Presidential adviser Mykhailo Podoliak said the “totally pointless attack” on Thursday amounted to “one of the most serious threats in Europe today”.
An explosion at Chernobyl in 1986 led to the worst nuclear disaster in human history, both in cost and casualty.
Ukraine’s president warned such a disaster could happen again if Russia continued its invasion.
“Our defenders are giving their lives so that the tragedy of 1986 will not be repeated,” President Volodymyr Zelensky wrote earlier on Twitter.
“This is a declaration of war against the whole of Europe.”

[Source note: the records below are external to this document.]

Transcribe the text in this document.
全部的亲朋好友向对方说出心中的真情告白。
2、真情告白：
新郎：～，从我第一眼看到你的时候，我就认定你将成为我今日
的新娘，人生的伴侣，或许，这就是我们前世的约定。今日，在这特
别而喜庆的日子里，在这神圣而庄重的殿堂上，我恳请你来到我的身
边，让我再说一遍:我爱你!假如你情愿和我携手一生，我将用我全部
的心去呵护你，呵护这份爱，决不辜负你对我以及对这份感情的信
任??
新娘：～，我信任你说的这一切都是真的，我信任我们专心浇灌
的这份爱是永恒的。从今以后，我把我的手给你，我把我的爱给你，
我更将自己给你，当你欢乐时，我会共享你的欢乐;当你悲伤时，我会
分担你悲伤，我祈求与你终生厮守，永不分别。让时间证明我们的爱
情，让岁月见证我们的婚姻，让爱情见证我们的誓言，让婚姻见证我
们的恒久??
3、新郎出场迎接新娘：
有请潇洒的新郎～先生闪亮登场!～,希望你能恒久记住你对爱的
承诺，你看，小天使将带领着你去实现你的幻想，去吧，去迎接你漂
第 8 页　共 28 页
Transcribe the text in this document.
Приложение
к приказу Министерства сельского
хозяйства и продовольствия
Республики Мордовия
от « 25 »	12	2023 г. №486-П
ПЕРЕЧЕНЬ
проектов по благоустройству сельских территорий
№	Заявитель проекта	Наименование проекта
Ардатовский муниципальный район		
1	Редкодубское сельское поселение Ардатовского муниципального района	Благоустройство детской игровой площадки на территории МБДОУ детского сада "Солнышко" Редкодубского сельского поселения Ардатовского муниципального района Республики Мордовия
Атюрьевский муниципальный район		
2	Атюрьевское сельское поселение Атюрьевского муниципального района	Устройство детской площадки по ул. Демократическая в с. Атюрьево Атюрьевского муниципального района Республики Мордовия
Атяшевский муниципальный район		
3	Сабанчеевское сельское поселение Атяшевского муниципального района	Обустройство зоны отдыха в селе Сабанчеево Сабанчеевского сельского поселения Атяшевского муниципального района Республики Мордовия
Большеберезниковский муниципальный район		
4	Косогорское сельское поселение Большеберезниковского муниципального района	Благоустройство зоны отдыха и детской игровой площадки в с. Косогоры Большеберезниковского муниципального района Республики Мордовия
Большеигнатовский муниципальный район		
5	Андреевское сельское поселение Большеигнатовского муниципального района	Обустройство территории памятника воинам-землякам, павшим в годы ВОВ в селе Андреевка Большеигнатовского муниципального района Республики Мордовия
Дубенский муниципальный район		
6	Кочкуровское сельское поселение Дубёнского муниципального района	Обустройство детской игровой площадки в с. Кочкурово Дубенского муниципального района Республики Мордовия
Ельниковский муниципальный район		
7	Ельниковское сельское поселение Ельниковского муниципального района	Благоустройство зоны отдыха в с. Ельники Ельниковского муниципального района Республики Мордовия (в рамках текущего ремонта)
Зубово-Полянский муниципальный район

The Ukrainian Ministry of Foreign Affairs has also warned of the possibility of “another ecological disaster” at the site.
Ukrainian officials reported radiation levels had been “exceeded” in a number of places in the area, but Russia said that was not the case.
Chernobyl’s “exclusion zone” – a 32-km (19-mile) radius around the plant – remains largely devoid of human life, 36 years after a faulty reactor caused a major explosion at the plant.
The plant’s three other reactors were all shut down by 2000 and it has since been decommissioned.
Radiation levels in the area have remained higher than normal from the 1986 leak, chronicled in an eponymous HBO mini-series in 2019 that helped make the site a tourist attraction.
Russian troops reportedly entered the exclusion zone earlier on Thursday before crossing over into Ukraine.